I finally managed to cross off the first book from my Reading Classics challenge, yay!!! Anne of Green Gables sounded like a good starting point and it really was. The story about this little orphan girl that gets delivered to Green Gables by accident is really heartwarming. It took me a while to get into the story though because Anne is pretty obnoxious in the beginning. She talks all. the. damn. time. Oh brother!
But in the same way that Anne grows on Marilla, the woman who took her in, she grew on me. It happened gradually but at one point I realised that I was really enjoying the story and found it quite interesting. It all starts when Anne is about 10 and ends when she is 16-ish so she goes through lots of changes in that time.
When Anne moves to Green Gables she finds a best friend in Diana Barry and they are inseparable. I understand that it was a way of writing when this book was published at the beginning of the 20th century but a gay woman like myself definitely sees the shipper opportunities between Diana and Anne. Especially Anne finds boys gross for a long time. Also things like this happen a lot:
Diana and I are thinking seriously of promising each other that we will never marry but be nice old maids and live together forever.
Like I said, I know how it is meant but there is just so much possibility of reading into it, if only they were not little girls, it would be more fun to do so.
But the book also offers a fair amount of societal commentary; for example from the women in town not in favour of letting women vote. The people in town are divided on this subject. And it gets more interesting later on, when Anne starts going to Queen’s to earn a teaching degree because a woman should always be able to support herself, whether she needs to or not. I like that way of thinking and I enjoy reading this ever so more when I think of the time it was published and that this story was aimed at younger girls.
I believe in a girl being fitted to earn her own living whether she ever has to or not.
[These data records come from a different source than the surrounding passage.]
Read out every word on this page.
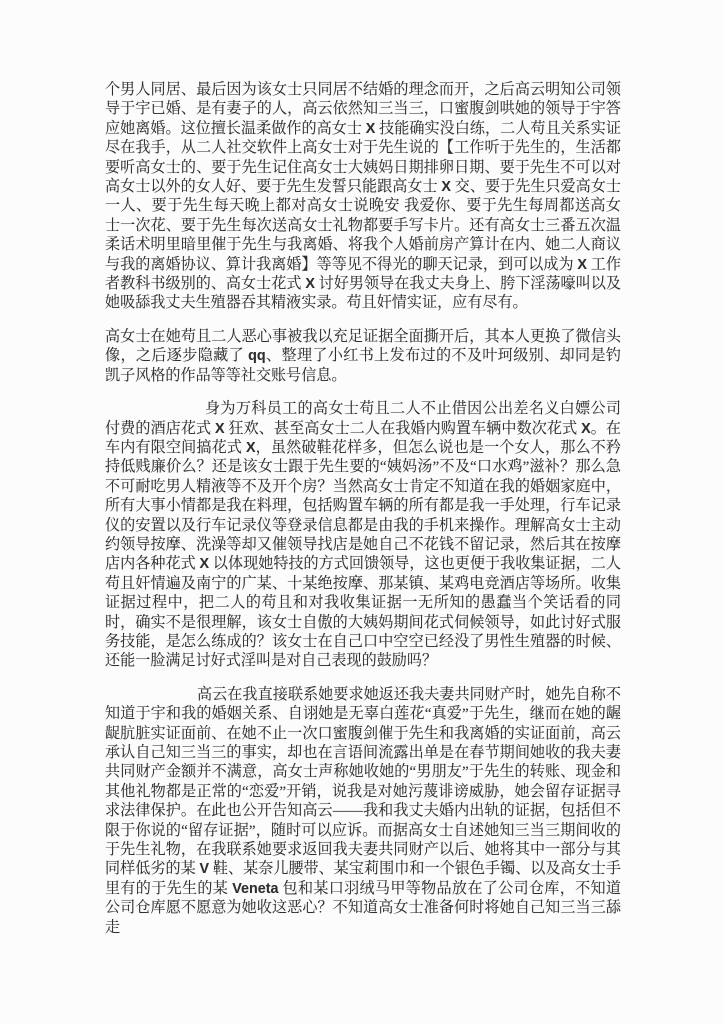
个男人同居、最后因为该女士只同居不结婚的理念而开，之后高云明知公司领导于宇已婚、是有妻子的人，高云依然知三当三，口蜜腹剑哄她的领导于宇答应她离婚。这位擅长温柔做作的高女士 X 技能确实没白练，二人苟且关系实证尽在我手，从二人社交软件上高女士对于先生说的【工作听于先生的，生活都要听高女士的、要于先生记住高女士大姨妈日期排卵日期、要于先生不可以对高女士以外的女人好、要于先生发誓只能跟高女士 X 交、要于先生只爱高女士一人、要于先生每天晚上都对高女士说晚安 我爱你、要于先生每周都送高女士一次花、要于先生每次送高女士礼物都要手写卡片。还有高女士三番五次温柔话术明里暗里催于先生与我离婚、将我个人婚前房产算计在内、她二人商议与我的离婚协议、算计我离婚】等等见不得光的聊天记录，到可以成为 X 工作者教科书级别的、高女士花式 X 讨好男领导在我丈夫身上、胯下淫荡嚎叫以及她吸舔我丈夫生殖器吞其精液实录。苟且奸情实证，应有尽有。

高女士在她苟且二人恶心事被我以充足证据全面撕开后，其本人更换了微信头像，之后逐步隐藏了 qq、整理了小红书上发布过的不及叶珂级别、却同是钓凯子风格的作品等等社交账号信息。

身为万科员工的高女士苟且二人不止借因公出差名义白嫖公司付费的酒店花式 X 狂欢、甚至高女士二人在我婚内购置车辆中数次花式 X。在车内有限空间搞花式 X，虽然破鞋花样多，但怎么说也是一个女人，那么不矜持低贱廉价么？还是该女士跟于先生要的“姨妈汤”不及“口水鸡”滋补？那么急不可耐吃男人精液等不及开个房？当然高女士肯定不知道在我的婚姻家庭中，所有大事小情都是我在料理，包括购置车辆的所有都是我一手处理，行车记录仪的安置以及行车记录仪等登录信息都是由我的手机来操作。理解高女士主动约领导按摩、洗澡等却又催领导找店是她自己不花钱不留记录，然后其在按摩店内各种花式 X 以体现她特技的方式回馈领导，这也更便于我收集证据，二人苟且奸情遍及南宁的广某、十某绝按摩、那某镇、某鸡电竞酒店等场所。收集证据过程中，把二人的苟且和对我收集证据一无所知的愚蠢当个笑话看的同时，确实不是很理解，该女士自傲的大姨妈期间花式伺候领导，如此讨好式服务技能，是怎么练成的？该女士在自己口中空空已经没了男性生殖器的时候、还能一脸满足讨好式淫叫是对自己表现的鼓励吗？

高云在我直接联系她要求她返还我夫妻共同财产时，她先自称不知道于宇和我的婚姻关系、自诩她是无辜白莲花“真爱”于先生，继而在她的龌龊肮脏实证面前、在她不止一次口蜜腹剑催于先生和我离婚的实证面前，高云承认自己知三当三的事实，却也在言语间流露出单是在春节期间她收的我夫妻共同财产金额并不满意，高女士声称她收她的“男朋友”于先生的转账、现金和其他礼物都是正常的“恋爱”开销，说我是对她污蔑诽谤威胁，她会留存证据寻求法律保护。在此也公开告知高云——我和我丈夫婚内出轨的证据，包括但不限于你说的“留存证据”，随时可以应诉。而据高女士自述她知三当三期间收的于先生礼物，在我联系她要求返回我夫妻共同财产以后、她将其中一部分与其同样低劣的某 V 鞋、某奈儿腰带、某宝莉围巾和一个银色手镯、以及高女士手里有的于先生的某 Veneta 包和某口羽绒马甲等物品放在了公司仓库，不知道公司仓库愿不愿意为她收这恶心？不知道高女士准备何时将她自己知三当三舔走
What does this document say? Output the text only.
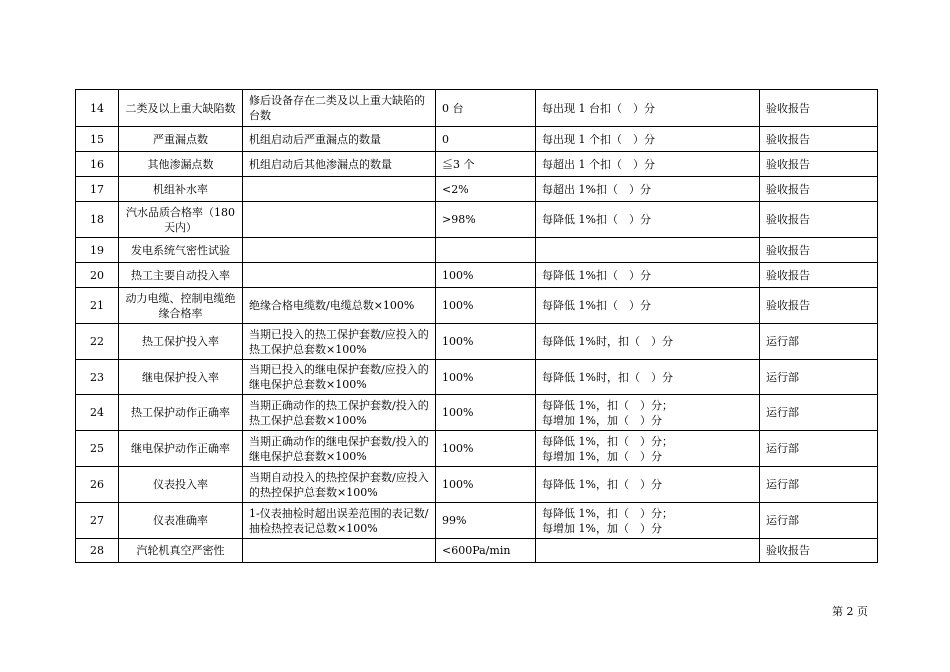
14	二类及以上重大缺陷数	修后设备存在二类及以上重大缺陷的台数	0 台	每出现 1 台扣（　）分	验收报告
15	严重漏点数	机组启动后严重漏点的数量	0	每出现 1 个扣（　）分	验收报告
16	其他渗漏点数	机组启动后其他渗漏点的数量	≦3 个	每超出 1 个扣（　）分	验收报告
17	机组补水率		<2%	每超出 1%扣（　）分	验收报告
18	汽水品质合格率（180天内）		>98%	每降低 1%扣（　）分	验收报告
19	发电系统气密性试验				验收报告
20	热工主要自动投入率		100%	每降低 1%扣（　）分	验收报告
21	动力电缆、控制电缆绝缘合格率	绝缘合格电缆数/电缆总数×100%	100%	每降低 1%扣（　）分	验收报告
22	热工保护投入率	当期已投入的热工保护套数/应投入的热工保护总套数×100%	100%	每降低 1%时，扣（　）分	运行部
23	继电保护投入率	当期已投入的继电保护套数/应投入的继电保护总套数×100%	100%	每降低 1%时，扣（　）分	运行部
24	热工保护动作正确率	当期正确动作的热工保护套数/投入的热工保护总套数×100%	100%	每降低 1%，扣（　）分；
每增加 1%，加（　）分	运行部
25	继电保护动作正确率	当期正确动作的继电保护套数/投入的继电保护总套数×100%	100%	每降低 1%，扣（　）分；
每增加 1%，加（　）分	运行部
26	仪表投入率	当期自动投入的热控保护套数/应投入的热控保护总套数×100%	100%	每降低 1%，扣（　）分	运行部
27	仪表准确率	1-仪表抽检时超出误差范围的表记数/抽检热控表记总数×100%	99%	每降低 1%，扣（　）分；
每增加 1%，加（　）分	运行部
28	汽轮机真空严密性		<600Pa/min		验收报告
第 2 页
Jane says she will devote her whole life to teaching and never, never marry, because you are paid a salary for teaching , but a husband won’t pay you anything, and growls if you ask for a share in the egg and butter money.
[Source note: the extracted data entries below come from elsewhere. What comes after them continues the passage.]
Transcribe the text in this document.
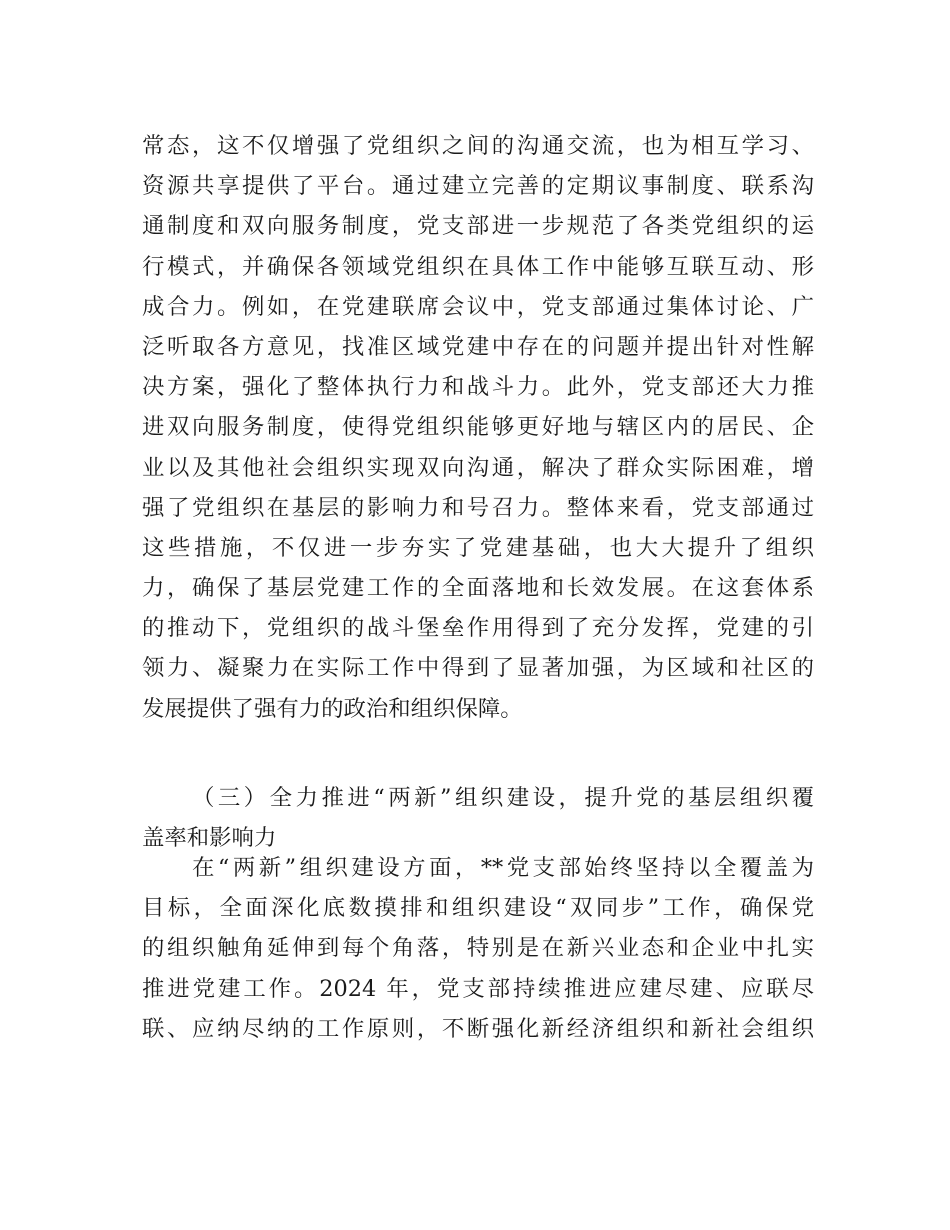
常态，这不仅增强了党组织之间的沟通交流，也为相互学习、
资源共享提供了平台。通过建立完善的定期议事制度、联系沟
通制度和双向服务制度，党支部进一步规范了各类党组织的运
行模式，并确保各领域党组织在具体工作中能够互联互动、形
成合力。例如，在党建联席会议中，党支部通过集体讨论、广
泛听取各方意见，找准区域党建中存在的问题并提出针对性解
决方案，强化了整体执行力和战斗力。此外，党支部还大力推
进双向服务制度，使得党组织能够更好地与辖区内的居民、企
业以及其他社会组织实现双向沟通，解决了群众实际困难，增
强了党组织在基层的影响力和号召力。整体来看，党支部通过
这些措施，不仅进一步夯实了党建基础，也大大提升了组织
力，确保了基层党建工作的全面落地和长效发展。在这套体系
的推动下，党组织的战斗堡垒作用得到了充分发挥，党建的引
领力、凝聚力在实际工作中得到了显著加强，为区域和社区的
发展提供了强有力的政治和组织保障。
（三）全力推进“两新”组织建设，提升党的基层组织覆
盖率和影响力
在“两新”组织建设方面，**党支部始终坚持以全覆盖为
目标，全面深化底数摸排和组织建设“双同步”工作，确保党
的组织触角延伸到每个角落，特别是在新兴业态和企业中扎实
推进党建工作。2024 年，党支部持续推进应建尽建、应联尽
联、应纳尽纳的工作原则，不断强化新经济组织和新社会组织
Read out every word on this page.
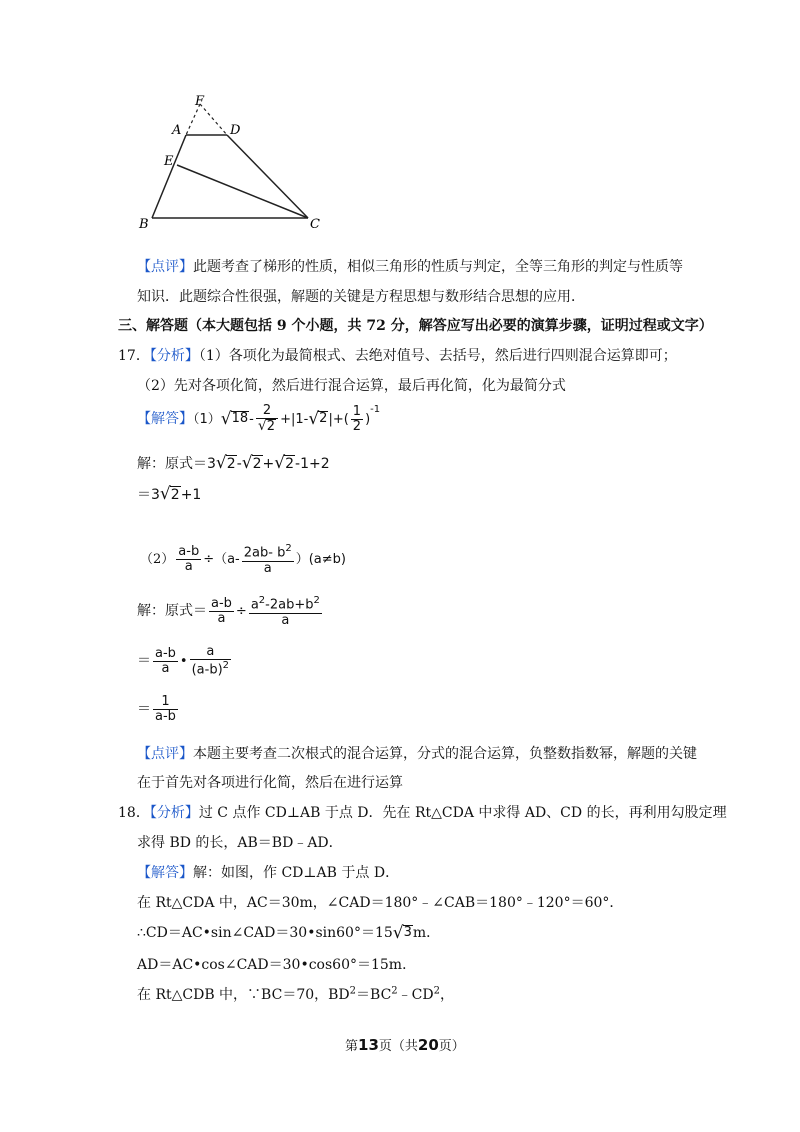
F
A	D
E
B	C
【点评】此题考查了梯形的性质，相似三角形的性质与判定，全等三角形的判定与性质等
知识．此题综合性很强，解题的关键是方程思想与数形结合思想的应用．
三、解答题（本大题包括 9 个小题，共 72 分，解答应写出必要的演算步骤，证明过程或文字）
17．【分析】（1）各项化为最简根式、去绝对值号、去括号，然后进行四则混合运算即可；
（2）先对各项化简，然后进行混合运算，最后再化简，化为最简分式
【解答】（1） √ $18 - \frac{2}{√ 2} +|1-$ √ 2 |+( $\frac{1}{2} )^{-1}$
解：原式＝3 √ 2 - √ 2 + √ 2 -1+2
＝3 √ 2 +1
$(2) \frac{a-b}{a} \div(a- \frac{2ab- b^2}{a} )(a\ne b)$
解：原式＝ $\frac{a-b}{a} \div \frac{a^2-2ab+b^2}{a}$
＝ $\frac{a-b}{a}$ • $\frac{a}{(a-b)^2}$
＝ $\frac{1}{a-b}$
【点评】本题主要考查二次根式的混合运算，分式的混合运算，负整数指数幂，解题的关键
在于首先对各项进行化简，然后在进行运算
18．【分析】过 C 点作 CD⊥AB 于点 D．先在 Rt△CDA 中求得 AD、CD 的长，再利用勾股定理
求得 BD 的长，AB＝BD﹣AD．
【解答】解：如图，作 CD⊥AB 于点 D．
在 Rt△CDA 中，AC＝30m，∠CAD＝180°﹣∠CAB＝180°﹣120°＝60°．
∴CD＝AC•sin∠CAD＝30•sin60°＝15 √ 3 m．
AD＝AC•cos∠CAD＝30•cos60°＝15m．
在 Rt△CDB 中，∵BC＝70，$BD^2=BC^2﹣CD^2$，
第13页（共20页）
I found myself reflected in what I read and that is important because it lets you connect with the story so much better. And as obnoxious as I found Anne to be, I could see bits and pieces of myself in her character and in some of the things she said. And sometimes, she just hit home. The end really hurt and I cried like the crier that I am. Not that I regret anything. Anne turned wise and even more reflective by the end.
I’m not a bit changed – not really. I’m only pruned down and branched out. The real ME – back here – is just the same. It won’t make a bit of difference where I go or how much I change outwardly; at heart I shall always be your little Anne, who will love you and Matthew and dear Green Gables more and better every day of her life.
God, just reading it again could make me tear up if I weren’t careful. I deeply enjoy a story that tugs at your heartstrings. I’m kind of bummed I didn’t read this when I was younger as it should have been though of course I would have picked up different things back then and I really did not need more encouragement in the feminism department (I did fairly well on my own) but still these would have been interesting memories to take with me. To summarise my babbling, I really loved Anne of Green Gables and will hopefully one day get around to reading the following books and watch the miniseries.
Have you read Anne of Green Gables? What are your thoughts on the story?